Road to Redemption:
The Liberal Party of Canada, 2006-2019
Brooke Jeffrey (University of Toronto Press, $39.95, 322 pages)
Brooke Jeffrey, a Concordia University professor of political science and long-time Liberal activist, follows up her history of the party during the Chretien-Martin feud, Divided Loyalties, with a volume that looks at the post-Martin political lows of the party and its revival under Justin Trudeau. The full first half of the book looks at the disarray in the party following Stephen Harper’s 2006 minority government win and subsequent larger victory over Stephane Dion and majority over Michael Ignatieff. The second half is on the post-Iggy “redemption” of fixing the internal problems of the party, which led the membership to decisively choose Justin Trudeau as its leader in 2013. Two years later, Trudeau brought the Liberals back to power, winning a majority. But to Jeffrey, the victory did not only reflect a dynamic new leader, a new “messiah” as the author says, but rather addressing long-standing organizational and cultural weaknesses within the party. Trudeau’s leadership victory and general election win were not merely a result of his name or charisma, but his “mastery of political organization at the grassroots level.” The party fixed its relationship to local riding association, while at the same time centralizing processes through the national executive. Or so, Jeffrey argues. The Liberals certainly upped its data-driven ground-game under Trudeau and his top advisors, Gerald Butts and Katie Telford, which had become stale under the Chretien-Martin leaderships. A combination of insider account and academic treatment, Road to Redemption will be interesting to political junkies and important for historians.

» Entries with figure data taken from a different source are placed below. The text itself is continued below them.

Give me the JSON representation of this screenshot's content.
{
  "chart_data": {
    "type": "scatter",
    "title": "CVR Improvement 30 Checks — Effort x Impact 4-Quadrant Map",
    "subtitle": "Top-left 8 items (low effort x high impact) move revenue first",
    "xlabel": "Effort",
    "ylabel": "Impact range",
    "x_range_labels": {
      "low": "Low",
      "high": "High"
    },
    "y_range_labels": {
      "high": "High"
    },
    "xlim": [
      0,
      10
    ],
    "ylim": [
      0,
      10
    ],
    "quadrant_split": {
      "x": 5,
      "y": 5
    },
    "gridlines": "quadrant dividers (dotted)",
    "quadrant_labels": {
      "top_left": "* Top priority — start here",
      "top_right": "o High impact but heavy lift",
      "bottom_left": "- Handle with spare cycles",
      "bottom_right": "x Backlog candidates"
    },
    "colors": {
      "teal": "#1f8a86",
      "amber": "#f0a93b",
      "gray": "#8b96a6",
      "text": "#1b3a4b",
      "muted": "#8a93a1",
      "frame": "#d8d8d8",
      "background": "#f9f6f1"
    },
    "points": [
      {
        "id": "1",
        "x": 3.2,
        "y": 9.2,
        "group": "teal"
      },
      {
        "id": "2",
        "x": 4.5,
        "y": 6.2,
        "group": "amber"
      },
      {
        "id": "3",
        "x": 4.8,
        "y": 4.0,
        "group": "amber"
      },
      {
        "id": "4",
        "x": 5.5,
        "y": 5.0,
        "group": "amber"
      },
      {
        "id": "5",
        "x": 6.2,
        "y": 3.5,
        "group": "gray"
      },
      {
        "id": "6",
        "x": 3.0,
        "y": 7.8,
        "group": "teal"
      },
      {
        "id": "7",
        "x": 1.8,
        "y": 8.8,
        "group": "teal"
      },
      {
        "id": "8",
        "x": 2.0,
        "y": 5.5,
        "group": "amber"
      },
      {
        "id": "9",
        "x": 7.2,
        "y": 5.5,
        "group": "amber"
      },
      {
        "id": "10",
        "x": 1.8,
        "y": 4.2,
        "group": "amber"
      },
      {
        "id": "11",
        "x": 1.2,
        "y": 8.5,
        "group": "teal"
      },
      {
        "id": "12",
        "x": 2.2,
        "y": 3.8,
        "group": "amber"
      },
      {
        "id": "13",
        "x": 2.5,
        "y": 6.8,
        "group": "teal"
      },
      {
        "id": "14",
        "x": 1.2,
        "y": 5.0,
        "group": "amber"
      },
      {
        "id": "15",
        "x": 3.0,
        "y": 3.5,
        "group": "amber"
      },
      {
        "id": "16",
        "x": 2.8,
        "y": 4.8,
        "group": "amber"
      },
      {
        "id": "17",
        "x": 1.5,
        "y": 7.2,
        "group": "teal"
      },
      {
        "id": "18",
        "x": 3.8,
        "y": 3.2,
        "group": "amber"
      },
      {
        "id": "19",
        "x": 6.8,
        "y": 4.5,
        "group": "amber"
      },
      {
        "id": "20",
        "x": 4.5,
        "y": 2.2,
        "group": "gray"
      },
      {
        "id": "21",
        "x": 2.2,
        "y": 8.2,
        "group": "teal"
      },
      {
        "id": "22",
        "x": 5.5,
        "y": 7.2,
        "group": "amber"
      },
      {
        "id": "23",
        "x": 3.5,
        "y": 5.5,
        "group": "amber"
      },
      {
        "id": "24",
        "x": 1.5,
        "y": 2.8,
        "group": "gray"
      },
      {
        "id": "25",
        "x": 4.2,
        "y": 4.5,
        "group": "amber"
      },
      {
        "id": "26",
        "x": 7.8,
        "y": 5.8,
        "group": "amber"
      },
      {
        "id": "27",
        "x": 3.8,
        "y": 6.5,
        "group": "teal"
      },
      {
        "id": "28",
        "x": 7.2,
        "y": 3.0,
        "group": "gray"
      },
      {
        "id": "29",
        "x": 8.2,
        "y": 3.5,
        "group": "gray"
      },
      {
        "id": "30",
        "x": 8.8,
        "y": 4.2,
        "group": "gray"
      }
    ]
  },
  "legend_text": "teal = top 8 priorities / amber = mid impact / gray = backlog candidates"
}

Of particular interest to readers of The Interim will be the too-brief section on “candidate recruitment” and how Trudeau dealt with the pro-life issue, namely dictating that all candidates and MPs toe the pro-abortion line of the party. Jeffrey, like many party elite, blame “single-issue interests groups” such as Campaign Life, which “orchestrated” Tom Wappel’s victory over party favourite Patrick Johnston in Scarborough West in 1988, for the presence of pro-lifers within its caucus ranks.